(February 9, 2007)

At Living Room today we had some interesting discussion. One thing that had the most impact on me was when someone said how she feels best during depression when she can get away from thinking about herself. When she tries to reach out and show an interest in other people’s lives, it’s easier to forget her own misery. There is something powerful in the act of giving – and that does not only mean giving things, but giving our attention to other people and their stories.

When we’re depressed it’s natural to be self-consumed with the misery we feel. In fact people who suffer from almost any illness are in danger of becoming self-absorbed. It’s natural.

Interestingly, it’s not only a depressed mood that will make us self-absorbed. The same holds true for high moods. When I’m high and with friends, I’ll talk their heads off about all the “wonderful” projects I’m engaged in. I totally forget that they have lives too. I forget to ask how they are doing. I’m so full of myself.
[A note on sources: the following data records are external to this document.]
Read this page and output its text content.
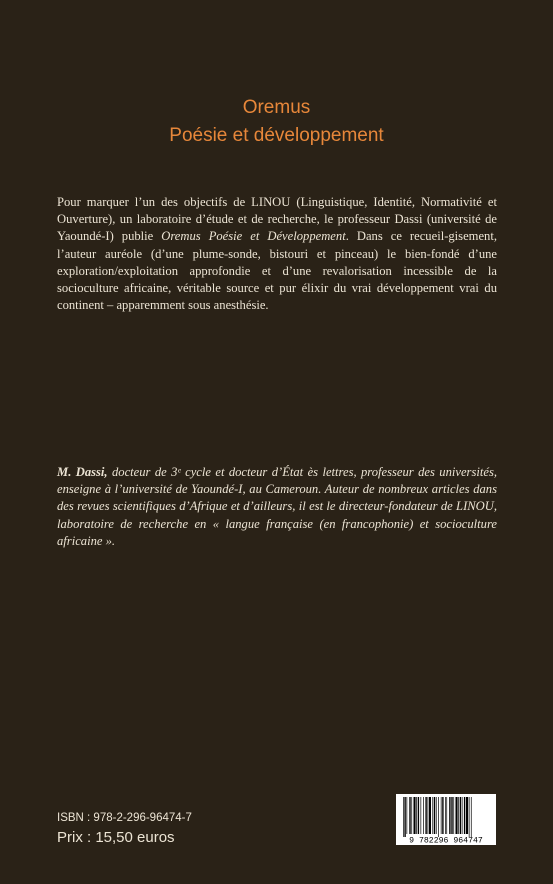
Oremus
Poésie et développement

Pour marquer l’un des objectifs de LINOU (Linguistique, Identité, Normativité et Ouverture), un laboratoire d’étude et de recherche, le professeur Dassi (université de Yaoundé-I) publie Oremus Poésie et Développement. Dans ce recueil-gisement, l’auteur auréole (d’une plume-sonde, bistouri et pinceau) le bien-fondé d’une exploration/exploitation approfondie et d’une revalorisation incessible de la socioculture africaine, véritable source et pur élixir du vrai développement vrai du continent – apparemment sous anesthésie.

M. Dassi, docteur de 3ᵉ cycle et docteur d’État ès lettres, professeur des universités, enseigne à l’université de Yaoundé-I, au Cameroun. Auteur de nombreux articles dans des revues scientifiques d’Afrique et d’ailleurs, il est le directeur-fondateur de LINOU, laboratoire de recherche en « langue française (en francophonie) et socioculture africaine ».

ISBN : 978-2-296-96474-7
Prix : 15,50 euros	9 782296 964747
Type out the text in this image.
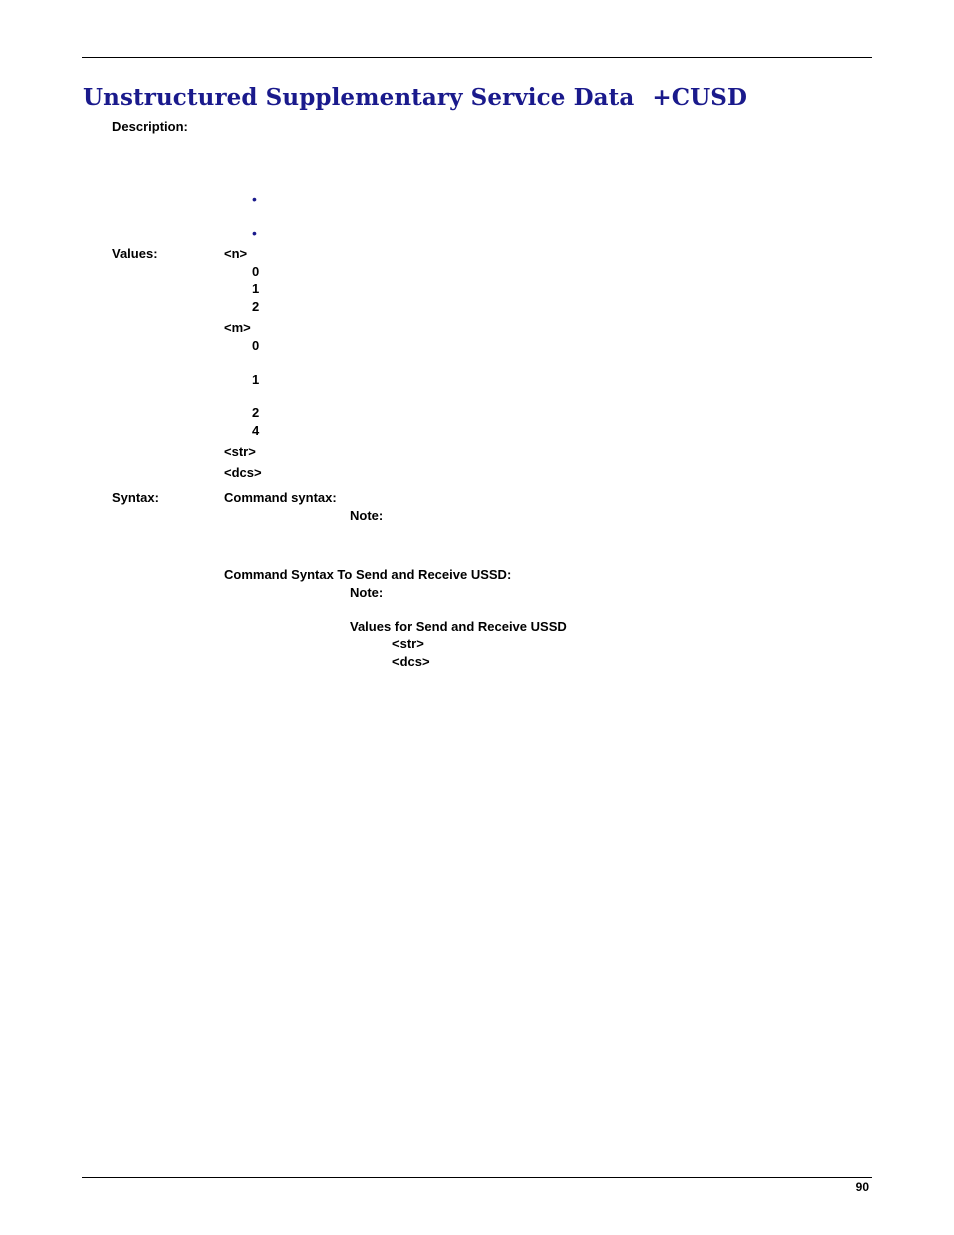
Unstructured Supplementary Service Data +CUSD
Description:
•
•
Values:	<n>
0
1
2
<m>
0
1
2
4
<str>
<dcs>
Syntax:	Command syntax:
Note:
Command Syntax To Send and Receive USSD:
Note:
Values for Send and Receive USSD
<str>
<dcs>
90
But, when I consciously try, and succeed, asking my friends about themselves. When I ask how they’re feeling and what they’re doing, something happens that makes me feel better about myself. I’ve come to appreciate having people trust me enough to tell me their troubles. I like the sense of connection it gives us. It feels good to forget about myself.

It’s hard, but I must try constantly, to be more other-centered. The payoff is huge. I feel stronger when I reach out. I feel more well. I don’t feel so much a consumer or victim. I’m then a contributor and supporter.